Hiperplazja komórek C jest prekursorem dziedzicznych form raka rdzeniastego tarczycy (MTC) napędzanego przez aktywujące mutacje zarodkowe RET. Hiperplazja komórek C może progresować do mikrorakow rdzeniastego i MTC2. Ten proces ilustruje, jak wczesne zmiany genetyczne mogą prowadzić do progresywnej transformacji nowotworowej poprzez kolejne etapy rozwoju nowotworu.
Różnice molekularne między guzkami łagodnymi i złośliwymi
Badania genomiczne ujawniły istotne różnice w profilu mutacyjnym między łagodnymi guzkami a rakami tarczycy. Mutacja somatyczna BRAF (22/32) jest wykrywana wyłącznie w PTC, podczas gdy mutacje w SPOP (4/38), ZNF148 (6/38) i EZH1 (3/38) są wzbogacone w guzkach gruczolakowatych11. Stwierdzono, że 24,3% guzków gruczolakowatych nosiło wzajemnie wykluczające się mutacje SPOP P94R, EZH1 Q571R i ZNF148, co stanowi unikalny podpis molekularny różniący się od PTC11.

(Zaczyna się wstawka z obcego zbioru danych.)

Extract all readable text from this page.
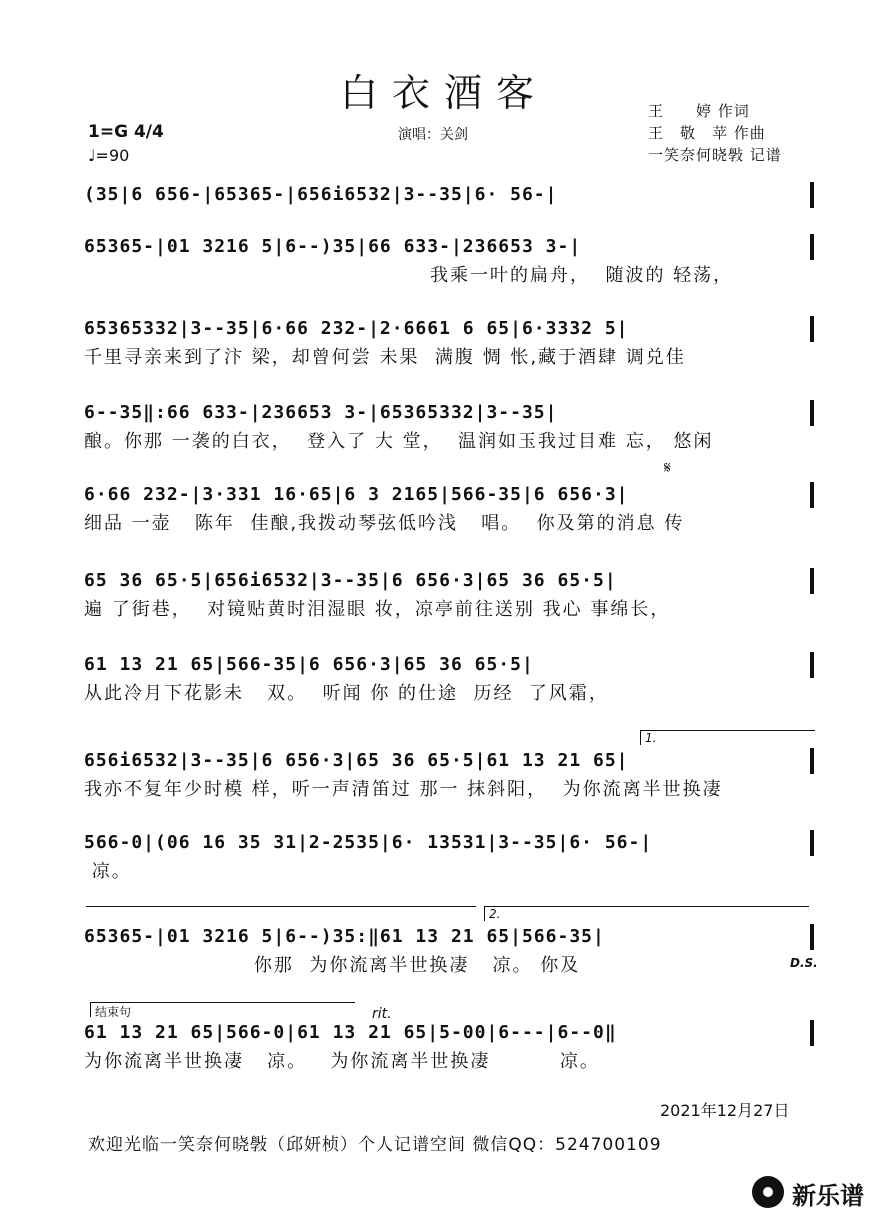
白衣酒客
1=G 4/4
♩=90
演唱：关剑
王　　婷 作词
王　敬　苹 作曲
一笑奈何晓斅 记谱
(35|6 656-|65365-|656i6532|3--35|6· 56-|
65365-|01 3216 5|6--)35|66 633-|236653 3-|
我乘一叶的扁舟，  随波的 轻荡，
65365332|3--35|6·66 232-|2·6661 6 65|6·3332 5|
千里寻亲来到了汴 梁，却曾何尝 未果  满腹 惆 怅,藏于酒肆 调兑佳
6--35‖:66 633-|236653 3-|65365332|3--35|
酿。你那 一袭的白衣，  登入了 大 堂，  温润如玉我过目难 忘， 悠闲
𝄋
6·66 232-|3·331 16·65|6 3 2165|566-35|6 656·3|
细品 一壶   陈年  佳酿,我拨动琴弦低吟浅   唱。  你及第的消息 传
65 36 65·5|656i6532|3--35|6 656·3|65 36 65·5|
遍 了街巷，  对镜贴黄时泪湿眼 妆，凉亭前往送别 我心 事绵长，
61 13 21 65|566-35|6 656·3|65 36 65·5|
从此冷月下花影未   双。  听闻 你 的仕途  历经  了风霜，
1.
656i6532|3--35|6 656·3|65 36 65·5|61 13 21 65|
我亦不复年少时模 样，听一声清笛过 那一 抹斜阳，  为你流离半世换凄
566-0|(06 16 35 31|2-2535|6· 13531|3--35|6· 56-|
凉。
2.
65365-|01 3216 5|6--)35:‖61 13 21 65|566-35|
你那  为你流离半世换凄   凉。 你及	D.S.
结束句	rit.
61 13 21 65|566-0|61 13 21 65|5-00|6---|6--0‖
为你流离半世换凄   凉。   为你流离半世换凄         凉。
2021年12月27日
欢迎光临一笑奈何晓斅（邱妍桢）个人记谱空间 微信QQ：524700109
新乐谱
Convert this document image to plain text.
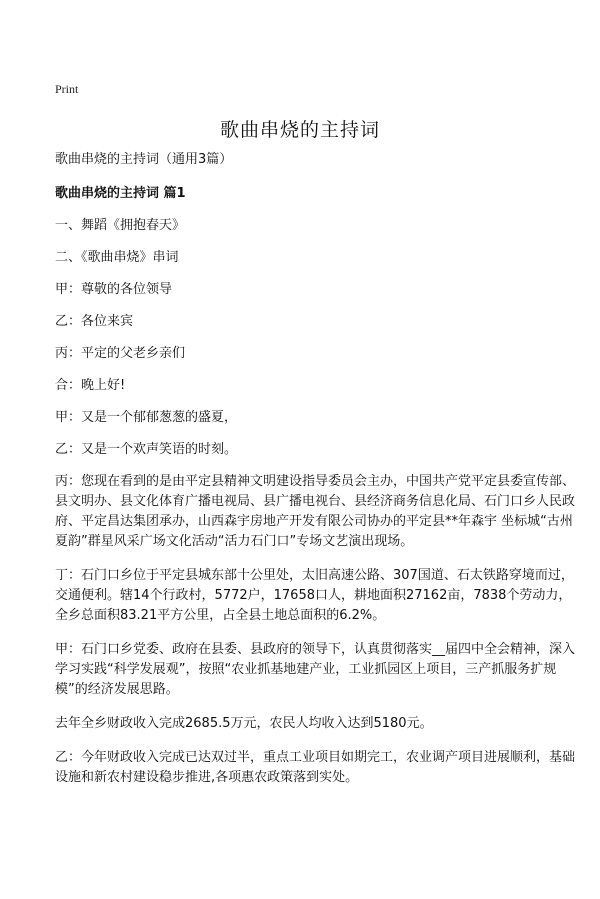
Print
歌曲串烧的主持词

歌曲串烧的主持词（通用3篇）

歌曲串烧的主持词 篇1

一、舞蹈《拥抱春天》

二、《歌曲串烧》串词

甲：尊敬的各位领导

乙：各位来宾

丙：平定的父老乡亲们

合：晚上好!

甲：又是一个郁郁葱葱的盛夏，

乙：又是一个欢声笑语的时刻。

丙：您现在看到的是由平定县精神文明建设指导委员会主办，中国共产党平定县委宣传部、县文明办、县文化体育广播电视局、县广播电视台、县经济商务信息化局、石门口乡人民政府、平定昌达集团承办，山西森宇房地产开发有限公司协办的平定县**年森宇 坐标城“古州夏韵”群星风采广场文化活动“活力石门口”专场文艺演出现场。

丁：石门口乡位于平定县城东部十公里处，太旧高速公路、307国道、石太铁路穿境而过，交通便利。辖14个行政村，5772户，17658口人，耕地面积27162亩，7838个劳动力，全乡总面积83.21平方公里，占全县土地总面积的6.2%。

甲：石门口乡党委、政府在县委、县政府的领导下，认真贯彻落实__届四中全会精神，深入学习实践“科学发展观”，按照“农业抓基地建产业，工业抓园区上项目，三产抓服务扩规模”的经济发展思路。

去年全乡财政收入完成2685.5万元，农民人均收入达到5180元。

乙：今年财政收入完成已达双过半，重点工业项目如期完工，农业调产项目进展顺利，基础设施和新农村建设稳步推进,各项惠农政策落到实处。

Krajobraz mutacyjny łagodnych guzków był całkowicie różny od PTC. Obserwowano wzajemnie wykluczające się mutacje ZNF148 (21,4%), SPOP (14,3%) i EZH1 (10,7%) w łagodnych guzkach, ale nie w PTC ani normalnej tarczycy12. Te odkrycia dostarczają silnych dowodów na to, że łagodne guzki tarczycy mają krajobraz genetyczny i transkryptomowy, który jest odrębny od guzów PTC13.